The Australian Competition and Consumer Commission is seeking comment from interested parties in the bulk wheat export industry on Viterra’s application to introduce long term agreements for shipping at its six South Australian wheat port terminals.
Currently, Viterra allocates port terminal capacity to exporters for only one year at a time via annual auctions and a first-come-first-served process. The proposal would allow the opportunity for third party exporters to Viterra’s ports to seek to negotiate long term access arrangements to Viterra’s wheat port terminals for a period of between two to five years.
“Viterra’s proposal to introduce long term agreements is likely to be of interest to exporters and other market participants in South Australia. The ACCC seeks industry’s views on the impact the proposal is expected to have,” ACCC Commissioner Cristina Cifuentes said.

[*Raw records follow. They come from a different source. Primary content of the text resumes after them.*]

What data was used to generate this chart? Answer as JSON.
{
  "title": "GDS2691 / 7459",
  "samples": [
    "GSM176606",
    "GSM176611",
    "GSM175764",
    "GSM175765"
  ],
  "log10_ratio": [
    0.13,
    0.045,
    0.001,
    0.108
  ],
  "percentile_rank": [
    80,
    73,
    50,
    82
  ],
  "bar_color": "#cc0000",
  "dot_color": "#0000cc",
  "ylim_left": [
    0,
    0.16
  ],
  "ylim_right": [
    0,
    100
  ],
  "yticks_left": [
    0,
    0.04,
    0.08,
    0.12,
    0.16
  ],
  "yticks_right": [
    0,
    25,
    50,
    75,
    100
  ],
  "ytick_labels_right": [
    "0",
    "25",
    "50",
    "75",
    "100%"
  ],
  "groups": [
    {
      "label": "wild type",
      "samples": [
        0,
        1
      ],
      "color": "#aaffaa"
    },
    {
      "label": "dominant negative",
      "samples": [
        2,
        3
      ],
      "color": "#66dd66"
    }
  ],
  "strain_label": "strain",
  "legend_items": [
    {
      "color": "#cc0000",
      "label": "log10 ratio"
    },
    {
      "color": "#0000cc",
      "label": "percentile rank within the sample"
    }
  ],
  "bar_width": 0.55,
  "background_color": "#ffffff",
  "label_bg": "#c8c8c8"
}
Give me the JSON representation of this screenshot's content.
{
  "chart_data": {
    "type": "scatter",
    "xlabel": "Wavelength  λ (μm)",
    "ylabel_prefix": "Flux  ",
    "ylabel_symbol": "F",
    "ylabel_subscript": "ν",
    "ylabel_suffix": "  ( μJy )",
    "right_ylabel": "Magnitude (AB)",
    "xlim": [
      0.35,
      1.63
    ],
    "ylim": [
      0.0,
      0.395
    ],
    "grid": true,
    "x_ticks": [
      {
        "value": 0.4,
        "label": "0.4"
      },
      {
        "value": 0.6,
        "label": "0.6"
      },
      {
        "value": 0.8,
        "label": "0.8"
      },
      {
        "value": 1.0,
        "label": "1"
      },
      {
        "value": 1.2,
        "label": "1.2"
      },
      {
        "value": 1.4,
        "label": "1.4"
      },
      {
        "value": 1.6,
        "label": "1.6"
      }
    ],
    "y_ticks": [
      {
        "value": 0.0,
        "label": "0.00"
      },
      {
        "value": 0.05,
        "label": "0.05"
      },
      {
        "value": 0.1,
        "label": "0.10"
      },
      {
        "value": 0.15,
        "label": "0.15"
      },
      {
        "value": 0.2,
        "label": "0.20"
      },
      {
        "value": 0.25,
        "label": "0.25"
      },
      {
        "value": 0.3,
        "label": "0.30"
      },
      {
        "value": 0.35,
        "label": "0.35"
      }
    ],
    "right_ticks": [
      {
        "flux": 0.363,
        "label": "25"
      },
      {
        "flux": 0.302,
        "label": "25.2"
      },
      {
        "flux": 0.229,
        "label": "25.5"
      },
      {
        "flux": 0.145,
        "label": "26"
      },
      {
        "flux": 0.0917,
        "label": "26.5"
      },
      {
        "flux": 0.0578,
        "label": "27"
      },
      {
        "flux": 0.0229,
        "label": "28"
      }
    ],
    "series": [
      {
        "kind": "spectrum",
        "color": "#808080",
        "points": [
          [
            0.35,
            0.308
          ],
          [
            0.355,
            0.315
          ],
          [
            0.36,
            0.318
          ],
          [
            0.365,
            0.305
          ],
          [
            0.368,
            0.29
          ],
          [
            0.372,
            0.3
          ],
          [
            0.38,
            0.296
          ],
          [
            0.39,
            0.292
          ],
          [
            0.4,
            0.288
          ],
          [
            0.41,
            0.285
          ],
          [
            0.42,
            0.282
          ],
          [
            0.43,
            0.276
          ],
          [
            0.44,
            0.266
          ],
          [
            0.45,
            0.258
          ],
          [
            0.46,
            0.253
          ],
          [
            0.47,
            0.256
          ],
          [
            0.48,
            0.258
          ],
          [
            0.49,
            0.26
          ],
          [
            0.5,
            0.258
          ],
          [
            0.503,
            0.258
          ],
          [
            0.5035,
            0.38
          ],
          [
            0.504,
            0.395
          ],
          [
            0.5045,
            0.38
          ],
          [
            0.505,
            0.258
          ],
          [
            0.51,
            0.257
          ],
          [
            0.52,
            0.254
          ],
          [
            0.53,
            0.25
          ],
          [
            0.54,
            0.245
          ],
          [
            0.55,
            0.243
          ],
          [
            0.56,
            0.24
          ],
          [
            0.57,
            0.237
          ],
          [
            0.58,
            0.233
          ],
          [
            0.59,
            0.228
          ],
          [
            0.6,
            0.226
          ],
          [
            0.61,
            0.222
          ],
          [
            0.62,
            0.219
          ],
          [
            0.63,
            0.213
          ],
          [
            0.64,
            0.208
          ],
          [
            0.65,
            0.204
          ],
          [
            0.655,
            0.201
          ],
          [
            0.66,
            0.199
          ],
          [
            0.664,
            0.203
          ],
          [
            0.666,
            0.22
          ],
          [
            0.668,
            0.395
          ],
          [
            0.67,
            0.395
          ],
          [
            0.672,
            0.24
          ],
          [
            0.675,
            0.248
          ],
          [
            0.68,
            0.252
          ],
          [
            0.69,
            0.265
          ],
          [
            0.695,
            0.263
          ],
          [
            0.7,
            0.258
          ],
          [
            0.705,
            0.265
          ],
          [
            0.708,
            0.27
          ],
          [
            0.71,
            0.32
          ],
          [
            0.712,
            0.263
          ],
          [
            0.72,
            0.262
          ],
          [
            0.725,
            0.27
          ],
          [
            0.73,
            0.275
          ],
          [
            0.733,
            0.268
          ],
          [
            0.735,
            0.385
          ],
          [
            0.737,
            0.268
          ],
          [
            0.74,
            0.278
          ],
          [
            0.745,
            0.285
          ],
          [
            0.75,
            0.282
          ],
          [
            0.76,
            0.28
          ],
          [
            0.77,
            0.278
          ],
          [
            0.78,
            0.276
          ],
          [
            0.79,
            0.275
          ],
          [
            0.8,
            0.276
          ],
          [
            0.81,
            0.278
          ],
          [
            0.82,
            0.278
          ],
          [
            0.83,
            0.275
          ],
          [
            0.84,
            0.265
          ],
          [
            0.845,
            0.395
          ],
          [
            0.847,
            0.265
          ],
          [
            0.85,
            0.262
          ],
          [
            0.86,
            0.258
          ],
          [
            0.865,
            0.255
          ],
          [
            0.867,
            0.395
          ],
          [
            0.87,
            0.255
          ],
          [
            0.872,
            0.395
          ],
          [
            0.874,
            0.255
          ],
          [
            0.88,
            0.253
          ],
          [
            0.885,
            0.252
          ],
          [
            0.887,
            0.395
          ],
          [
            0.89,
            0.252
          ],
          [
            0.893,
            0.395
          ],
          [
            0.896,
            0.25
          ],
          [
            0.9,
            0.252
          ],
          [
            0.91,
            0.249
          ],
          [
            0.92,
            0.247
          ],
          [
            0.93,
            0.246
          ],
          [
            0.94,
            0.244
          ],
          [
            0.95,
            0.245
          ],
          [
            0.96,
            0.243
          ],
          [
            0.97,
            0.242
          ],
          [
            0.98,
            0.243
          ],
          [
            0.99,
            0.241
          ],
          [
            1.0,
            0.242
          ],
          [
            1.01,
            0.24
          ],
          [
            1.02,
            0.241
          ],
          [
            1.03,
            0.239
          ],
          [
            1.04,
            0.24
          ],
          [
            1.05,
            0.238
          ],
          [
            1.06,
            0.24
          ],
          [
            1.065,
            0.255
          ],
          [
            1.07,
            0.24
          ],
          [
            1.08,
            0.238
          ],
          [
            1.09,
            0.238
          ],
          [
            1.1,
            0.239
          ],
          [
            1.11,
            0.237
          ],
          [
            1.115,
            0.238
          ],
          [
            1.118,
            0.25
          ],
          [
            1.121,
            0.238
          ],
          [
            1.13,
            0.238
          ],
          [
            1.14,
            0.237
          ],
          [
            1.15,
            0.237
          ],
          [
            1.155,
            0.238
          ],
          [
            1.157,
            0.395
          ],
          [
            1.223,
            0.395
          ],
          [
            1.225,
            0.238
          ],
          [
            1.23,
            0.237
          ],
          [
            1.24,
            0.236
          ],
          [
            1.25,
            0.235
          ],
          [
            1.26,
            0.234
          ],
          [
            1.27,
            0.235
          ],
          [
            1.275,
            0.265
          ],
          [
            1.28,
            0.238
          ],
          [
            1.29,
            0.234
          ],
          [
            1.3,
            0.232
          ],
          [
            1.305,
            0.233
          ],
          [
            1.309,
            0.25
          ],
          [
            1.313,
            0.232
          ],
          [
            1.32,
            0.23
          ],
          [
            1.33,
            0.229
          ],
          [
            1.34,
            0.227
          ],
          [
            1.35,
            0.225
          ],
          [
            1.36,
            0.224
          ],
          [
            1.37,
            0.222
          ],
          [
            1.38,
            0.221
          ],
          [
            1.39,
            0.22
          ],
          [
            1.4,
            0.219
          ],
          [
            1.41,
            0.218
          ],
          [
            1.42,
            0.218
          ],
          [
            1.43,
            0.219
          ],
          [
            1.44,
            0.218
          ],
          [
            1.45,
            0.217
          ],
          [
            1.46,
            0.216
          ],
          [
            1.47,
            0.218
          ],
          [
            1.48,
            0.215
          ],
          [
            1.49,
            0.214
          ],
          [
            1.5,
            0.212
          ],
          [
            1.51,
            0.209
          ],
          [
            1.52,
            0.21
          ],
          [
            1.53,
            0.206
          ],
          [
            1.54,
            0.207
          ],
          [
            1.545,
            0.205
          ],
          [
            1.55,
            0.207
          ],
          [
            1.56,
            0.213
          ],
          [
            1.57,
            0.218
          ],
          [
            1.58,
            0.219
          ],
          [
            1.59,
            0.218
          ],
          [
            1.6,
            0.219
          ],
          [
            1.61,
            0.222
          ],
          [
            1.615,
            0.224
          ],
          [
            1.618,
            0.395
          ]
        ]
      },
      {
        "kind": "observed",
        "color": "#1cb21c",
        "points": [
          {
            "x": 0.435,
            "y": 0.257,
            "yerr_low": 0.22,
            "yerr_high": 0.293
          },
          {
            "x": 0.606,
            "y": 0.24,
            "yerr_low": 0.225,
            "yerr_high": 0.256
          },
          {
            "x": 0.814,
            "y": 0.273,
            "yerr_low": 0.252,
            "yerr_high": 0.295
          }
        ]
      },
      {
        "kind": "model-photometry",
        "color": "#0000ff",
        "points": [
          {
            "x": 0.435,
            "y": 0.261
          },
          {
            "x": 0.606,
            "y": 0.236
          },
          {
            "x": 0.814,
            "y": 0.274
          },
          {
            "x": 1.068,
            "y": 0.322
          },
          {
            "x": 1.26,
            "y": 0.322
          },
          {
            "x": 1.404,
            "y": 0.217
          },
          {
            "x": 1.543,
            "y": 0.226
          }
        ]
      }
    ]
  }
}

Viterra will also make available a minimum 500,000 tonnes of capacity per quarter across all its ports as short term capacity. Short term capacity will be available to all exporters through the existing First Come First Served allocation process.
Viterra has identified a number of benefits that it submits will arise from establishing long term agreements, including greater certainty for clients in planning longer term export programs.
The ACCC has published an Issues Paper outlining the changes in Viterra’s protocols. The closing date for submissions is Friday 24 April 2015.
In addition to the ACCC consultation process, Viterra will also seek views from its clients during this period.
The Issues Paper and other relevant documents are available at Viterra 2015.
The ACCC is assessing Viterra’s proposal in accordance with the Port Terminal Access (Bulk Wheat) Code of Conduct. The Code provides for the ACCC to have a role approving the capacity allocation system used by a port terminal service provider.
The Code commenced on 30 September 2014, replacing the previous regime of access undertakings administered by the ACCC. It regulates bulk wheat port terminal operators.